Wall Street vista aprire ancora in rosso, focus su IA e Nvidia

Wall Street vista aprire ancora in rosso, focus su IA e Nvidia

La trimestrale di Nvidia attesa per domani è vista da molti come un termometro sulla condizione attuale dell’intelligenza artificiale, mentre da Alphabet lancia l’allarme su una possibile bolla del settore che inciderebbe pesantemente sulle aziende.

Scopri le soluzioni di investimento

Con tutti i certificate di Orafinanza.it


Wall Street oggi

Ancora rosso a Wall Street dopo i cali di ieri, con il sentiment ancora indebolito dai timori per la sostenibilità dell’intelligenza artificiale e per i dubbi su un possibile taglio dei tassi di interesse della Federal Reserve.

Cedono lo 0,70% i future sul Nasdaq e quelli sul Dow Jones quando manca circa un’ora all’avvio delle trattative, seguiti dai contratti sullo S&P500 (-0,60%).

Dollaro stabile nei confronti dell’euro, con la coppia EUR/USD che resta a 1,1593, mentre resta debole anche l’oro, a 4.037 (spot e future).

Fermi anche i prezzi del petrolio: Brent a 64,20 dollari e greggio WTI a 59,90 dollari al barile.

Domina la volatilità

La svendita di ieri dell'S&P 500 ha esteso il calo dal suo ultimo record del 28 ottobre al 3,2%: il movimento al di sotto della media mobile a 50 giorni ha posto fine al secondo periodo più lungo di questo secolo al di sopra della trendline attentamente monitorata.

"Le recenti discussioni sulla sostenibilità del settore dell'intelligenza artificiale, soprattutto per quanto riguarda la monetizzazione degli ingenti investimenti in capex, hanno infine costretto gli investitori a prendere la pillola rossa, accettando la dura realtà che alcune valutazioni sono semplicemente ingiustificabili", ha affermato Stephan Kemper, Chief Investment Strategist di BNP Paribas Wealth Management.

"Un po' di volatilità e un calo verso fine anno erano nella lista dei desideri di Babbo Natale per la maggior parte dei clienti istituzionali", ha scritto Mohit Kumar, capo economista e stratega per l'Europa di Jefferies. "A parte gli investitori al dettaglio, non crediamo che ci siano molte difficoltà sul mercato", rassicura Kumar.

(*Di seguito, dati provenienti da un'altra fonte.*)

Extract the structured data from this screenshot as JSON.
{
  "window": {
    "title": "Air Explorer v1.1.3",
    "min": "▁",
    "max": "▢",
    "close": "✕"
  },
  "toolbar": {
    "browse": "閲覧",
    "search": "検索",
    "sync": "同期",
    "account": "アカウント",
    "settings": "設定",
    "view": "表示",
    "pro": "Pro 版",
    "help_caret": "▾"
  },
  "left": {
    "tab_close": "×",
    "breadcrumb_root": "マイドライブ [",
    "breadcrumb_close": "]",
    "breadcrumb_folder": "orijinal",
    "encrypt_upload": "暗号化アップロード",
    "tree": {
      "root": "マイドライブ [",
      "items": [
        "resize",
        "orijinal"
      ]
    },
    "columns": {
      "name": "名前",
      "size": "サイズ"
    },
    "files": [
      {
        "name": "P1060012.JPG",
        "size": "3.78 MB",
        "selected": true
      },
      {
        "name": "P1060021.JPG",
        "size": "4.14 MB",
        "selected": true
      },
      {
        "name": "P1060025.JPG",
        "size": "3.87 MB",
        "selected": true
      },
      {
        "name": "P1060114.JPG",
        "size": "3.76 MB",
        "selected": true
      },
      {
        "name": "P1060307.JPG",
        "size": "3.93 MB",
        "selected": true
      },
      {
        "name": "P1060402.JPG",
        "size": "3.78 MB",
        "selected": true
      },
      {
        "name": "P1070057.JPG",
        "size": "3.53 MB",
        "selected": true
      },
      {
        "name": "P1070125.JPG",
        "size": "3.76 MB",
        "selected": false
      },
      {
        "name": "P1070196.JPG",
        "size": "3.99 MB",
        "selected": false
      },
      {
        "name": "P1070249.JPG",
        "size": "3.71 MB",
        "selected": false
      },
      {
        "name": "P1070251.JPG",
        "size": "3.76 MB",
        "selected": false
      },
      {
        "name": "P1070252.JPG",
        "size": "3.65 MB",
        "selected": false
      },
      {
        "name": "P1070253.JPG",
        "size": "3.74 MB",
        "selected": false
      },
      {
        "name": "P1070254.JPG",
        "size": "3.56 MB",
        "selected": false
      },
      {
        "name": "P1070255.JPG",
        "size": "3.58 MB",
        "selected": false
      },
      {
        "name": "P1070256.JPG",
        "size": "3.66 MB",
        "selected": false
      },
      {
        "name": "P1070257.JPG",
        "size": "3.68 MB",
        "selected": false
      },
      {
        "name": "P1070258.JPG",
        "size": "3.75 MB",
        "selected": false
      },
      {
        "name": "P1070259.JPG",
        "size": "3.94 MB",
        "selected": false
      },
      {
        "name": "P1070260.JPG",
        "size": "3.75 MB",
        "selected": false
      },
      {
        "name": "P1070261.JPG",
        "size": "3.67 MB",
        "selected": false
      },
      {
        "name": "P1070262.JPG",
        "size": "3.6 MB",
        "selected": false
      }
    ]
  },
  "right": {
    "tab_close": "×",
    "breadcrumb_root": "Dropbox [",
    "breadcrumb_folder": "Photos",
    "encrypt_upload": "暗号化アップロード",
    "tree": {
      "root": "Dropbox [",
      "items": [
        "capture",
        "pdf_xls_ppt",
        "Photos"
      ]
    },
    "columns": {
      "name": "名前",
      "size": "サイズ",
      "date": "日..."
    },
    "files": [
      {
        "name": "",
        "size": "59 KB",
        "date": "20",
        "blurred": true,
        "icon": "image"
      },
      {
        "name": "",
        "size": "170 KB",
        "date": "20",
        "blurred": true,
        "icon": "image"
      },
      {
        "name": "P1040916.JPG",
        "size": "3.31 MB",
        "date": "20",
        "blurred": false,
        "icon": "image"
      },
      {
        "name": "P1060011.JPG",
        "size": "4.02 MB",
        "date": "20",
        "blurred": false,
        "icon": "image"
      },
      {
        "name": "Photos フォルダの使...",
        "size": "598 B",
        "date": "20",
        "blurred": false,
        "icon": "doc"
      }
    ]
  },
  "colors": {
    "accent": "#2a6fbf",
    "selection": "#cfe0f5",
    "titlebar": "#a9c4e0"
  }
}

Gli analisti che studiano i grafici delle azioni statunitensi avvertono che l'ultimo calo potrebbe trasformarsi in una correzione completa di almeno il 10%.

L’allarme per l’IA

In queste ore, intanto, l’amministratore delegato di Alphabet, Sundar Pichai, ha avvisato sui rischi dell’IA. "Se la 'bolla' innescata dal boom dello sviluppo dell'Intelligenza Artificiale esplodesse, nessuna azienda sarebbe al riparo

Pichai sottolinea "il momento straordinario" dell'IA, a livello di investimenti e aspettative, ma anche qualche elemento di "irrazionalità" dietro un interesse così trascinante: senza sminuire i timori che da tempo circolano nella Silicon Valley, come sui mercati mondiali, in relazione ai rischi di ‘una bolla’ in grado potenzialmente di scoppiare. "Io penso che nessuna azienda ne sarebbe immune, inclusi noi", ha avvisato.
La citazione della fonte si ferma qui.